To reduce risks of anticoagulants, do the following:

  • Have separate protocols for cardiac and neurological conditions. At Nebraska Medical Center, different heparin protocols are used for coronary thrombosis syndromes and venous or arterial thromboembolism, says Van Riper. Extensive training on anticoagulants was given to ED nurses, with an online teaching module developed by the hospital's pharmacy department, she says. "Failure to be familiar with your ED's policies and procedures may have detrimental effects on the patient," Van Riper warns.
    If your ED uses one anticoagulant for stroke patients and another one for myocardial infarction patients, these drugs need to be segregated, says Fricker. "You can easily pull out the wrong one for the disease state you are treating," he explains.
  • Do independent double-checks.
    "If you are going to hang an infusion, there is always a chance for mix-ups between the rate and the dose.
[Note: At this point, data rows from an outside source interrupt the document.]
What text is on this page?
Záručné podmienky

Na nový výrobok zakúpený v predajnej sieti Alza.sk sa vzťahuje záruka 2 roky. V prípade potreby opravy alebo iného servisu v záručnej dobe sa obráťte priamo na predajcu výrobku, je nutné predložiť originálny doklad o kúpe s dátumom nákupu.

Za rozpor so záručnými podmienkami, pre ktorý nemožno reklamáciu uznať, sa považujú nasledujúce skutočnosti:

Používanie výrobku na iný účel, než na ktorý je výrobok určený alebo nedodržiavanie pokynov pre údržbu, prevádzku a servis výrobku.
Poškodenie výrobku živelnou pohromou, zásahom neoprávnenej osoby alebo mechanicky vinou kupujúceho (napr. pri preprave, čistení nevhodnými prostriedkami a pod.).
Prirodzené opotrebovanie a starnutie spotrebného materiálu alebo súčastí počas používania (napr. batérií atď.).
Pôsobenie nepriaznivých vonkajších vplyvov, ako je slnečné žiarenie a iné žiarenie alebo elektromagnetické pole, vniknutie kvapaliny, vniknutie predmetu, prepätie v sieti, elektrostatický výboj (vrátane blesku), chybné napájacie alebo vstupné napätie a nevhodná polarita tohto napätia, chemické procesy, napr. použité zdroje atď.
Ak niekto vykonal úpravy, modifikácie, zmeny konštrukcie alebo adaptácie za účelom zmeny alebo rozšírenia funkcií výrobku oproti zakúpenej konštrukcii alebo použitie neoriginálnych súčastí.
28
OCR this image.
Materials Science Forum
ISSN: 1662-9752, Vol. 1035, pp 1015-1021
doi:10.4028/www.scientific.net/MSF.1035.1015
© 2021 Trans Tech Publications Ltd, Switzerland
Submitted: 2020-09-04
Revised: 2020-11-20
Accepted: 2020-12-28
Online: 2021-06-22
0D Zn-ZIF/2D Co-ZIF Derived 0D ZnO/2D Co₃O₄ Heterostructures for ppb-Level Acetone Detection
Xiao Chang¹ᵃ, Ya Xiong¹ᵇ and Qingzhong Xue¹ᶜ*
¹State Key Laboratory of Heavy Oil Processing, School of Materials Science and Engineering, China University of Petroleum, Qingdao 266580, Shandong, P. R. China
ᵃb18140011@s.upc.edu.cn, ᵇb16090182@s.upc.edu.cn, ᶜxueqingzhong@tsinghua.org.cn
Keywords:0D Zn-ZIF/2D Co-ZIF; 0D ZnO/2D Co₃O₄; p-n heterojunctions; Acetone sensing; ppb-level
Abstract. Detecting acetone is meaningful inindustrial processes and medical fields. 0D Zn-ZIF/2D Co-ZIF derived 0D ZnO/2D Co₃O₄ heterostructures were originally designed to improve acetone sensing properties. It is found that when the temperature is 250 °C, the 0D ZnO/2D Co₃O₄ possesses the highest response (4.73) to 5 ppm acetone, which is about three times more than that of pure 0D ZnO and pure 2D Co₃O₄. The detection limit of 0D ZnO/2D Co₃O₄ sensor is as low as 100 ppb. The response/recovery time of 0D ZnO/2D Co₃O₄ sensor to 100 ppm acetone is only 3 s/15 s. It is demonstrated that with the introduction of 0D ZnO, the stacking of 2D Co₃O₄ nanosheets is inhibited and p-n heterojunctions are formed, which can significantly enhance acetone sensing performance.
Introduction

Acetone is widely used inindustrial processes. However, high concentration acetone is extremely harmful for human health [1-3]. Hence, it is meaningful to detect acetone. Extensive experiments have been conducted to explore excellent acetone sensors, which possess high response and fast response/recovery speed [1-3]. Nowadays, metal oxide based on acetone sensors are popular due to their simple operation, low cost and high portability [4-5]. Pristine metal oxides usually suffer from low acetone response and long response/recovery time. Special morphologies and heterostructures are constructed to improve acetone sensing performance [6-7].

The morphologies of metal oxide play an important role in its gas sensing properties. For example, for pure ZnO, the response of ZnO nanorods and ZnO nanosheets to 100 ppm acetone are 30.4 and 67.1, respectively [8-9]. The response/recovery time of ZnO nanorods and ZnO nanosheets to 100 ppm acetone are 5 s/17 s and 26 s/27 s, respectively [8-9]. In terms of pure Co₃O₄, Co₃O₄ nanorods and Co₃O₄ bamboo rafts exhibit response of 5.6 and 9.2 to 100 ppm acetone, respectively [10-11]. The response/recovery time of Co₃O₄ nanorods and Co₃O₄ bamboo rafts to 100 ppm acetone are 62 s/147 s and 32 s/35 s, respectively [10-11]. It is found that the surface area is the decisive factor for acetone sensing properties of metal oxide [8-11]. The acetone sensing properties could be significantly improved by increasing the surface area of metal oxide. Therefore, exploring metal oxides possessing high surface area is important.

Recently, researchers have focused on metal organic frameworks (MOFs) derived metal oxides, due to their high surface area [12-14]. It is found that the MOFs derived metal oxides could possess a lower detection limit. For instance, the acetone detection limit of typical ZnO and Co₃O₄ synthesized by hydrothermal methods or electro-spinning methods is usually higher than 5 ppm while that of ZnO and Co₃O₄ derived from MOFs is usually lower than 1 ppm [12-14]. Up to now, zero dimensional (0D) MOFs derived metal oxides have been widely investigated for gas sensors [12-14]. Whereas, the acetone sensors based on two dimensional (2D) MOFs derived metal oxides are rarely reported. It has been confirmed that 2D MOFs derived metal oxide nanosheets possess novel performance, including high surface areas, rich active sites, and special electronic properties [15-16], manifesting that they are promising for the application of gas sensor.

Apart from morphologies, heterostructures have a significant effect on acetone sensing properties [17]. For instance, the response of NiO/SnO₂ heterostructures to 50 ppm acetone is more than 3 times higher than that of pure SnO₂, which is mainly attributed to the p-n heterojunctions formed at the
People will transpose one for the other," says Fricker. For example, the patient's dose may be 1,000 units per hour, which may require an administration rate of 10 mL per hour, but the nurse programs 1,000 mL per hour into the pump instead of 10 mL per hour, resulting in a massive overdose, he says.
    Look-alike drugs or containers may be confused, such as prefilled syringes of heparin flush, heparin 5,000 units, or saline flush; all of these have green caps, says Fricker. "There have been reports of these getting mixed up, with somebody giving heparin for saline or vice versa," he says.
    At Indian River Medical Center in Vero Beach, FL, only standardized premixed anticoagulants are used to prevent any mixture errors, says Cindy Vanek, RN, MS, director of emergency services. "We require at least two competent staff members to calculate the appropriate dosage for the patient prior to administration," she says. "Two nurses calculate the dose to ensure that it is correct. An over- or underdose can have devastating effects."
  • Question unclear or inappropriate orders.
    An example of an unclear order is "administer heparin 60 units/kg and start an infusion per protocol," says Van Riper.
    "You will need to clarify which protocol is to be used — either coronary thrombosis syndromes or treatment of venous or arterial embolism," says VanRiper. "The nurse will also have to know the patient's admission weight and lab values such as PTT [partial thromboplastin time]."
  • Follow protocols to the letter.
    "The most dangerous thing an ED nurse can do is to not follow the established protocol," says Vanek. "Any error in this process could seriously jeopardize a patient." [Editor's note: Click here for a copy of the ED's weight-based heparin protocol.]
    Dangerous errors include failing to calculate the correct dosage according to weight, failing to double-check the dosage, or failing to reassess the patient frequently, says Vanek.
    Your protocol should spell out exact dosages for specific weights and diagnoses, such as acute myocardial infarction or coronary artery disease, and also address the various anticoagulants used in your ED, says Vanek. "It must address the reassessment times for PTT/INR [international normalized ratio], and guidelines for adjustment according to the results," she says. "Each nurse competencied in the administration of anticoagulants must be secure in his or her knowledge of the medication and the protocol."
  • Reconcile the patient's medications.
    At Indian River's ED, every patient has a medication reconciliation done by a physician prior to an order for anticoagulation being given, says Vanek. If the patient already is taking anticoagulants, blood tests and doses are adjusted accordingly to make sure the treatment is safe as well as effective, she explains. "Also, other drugs can interact with heparin, as can certain vitamins, especially vitamin K," says Vanek. "So the information gathered must include prescribed medications, over-the-counter medications, vitamins, and herbs."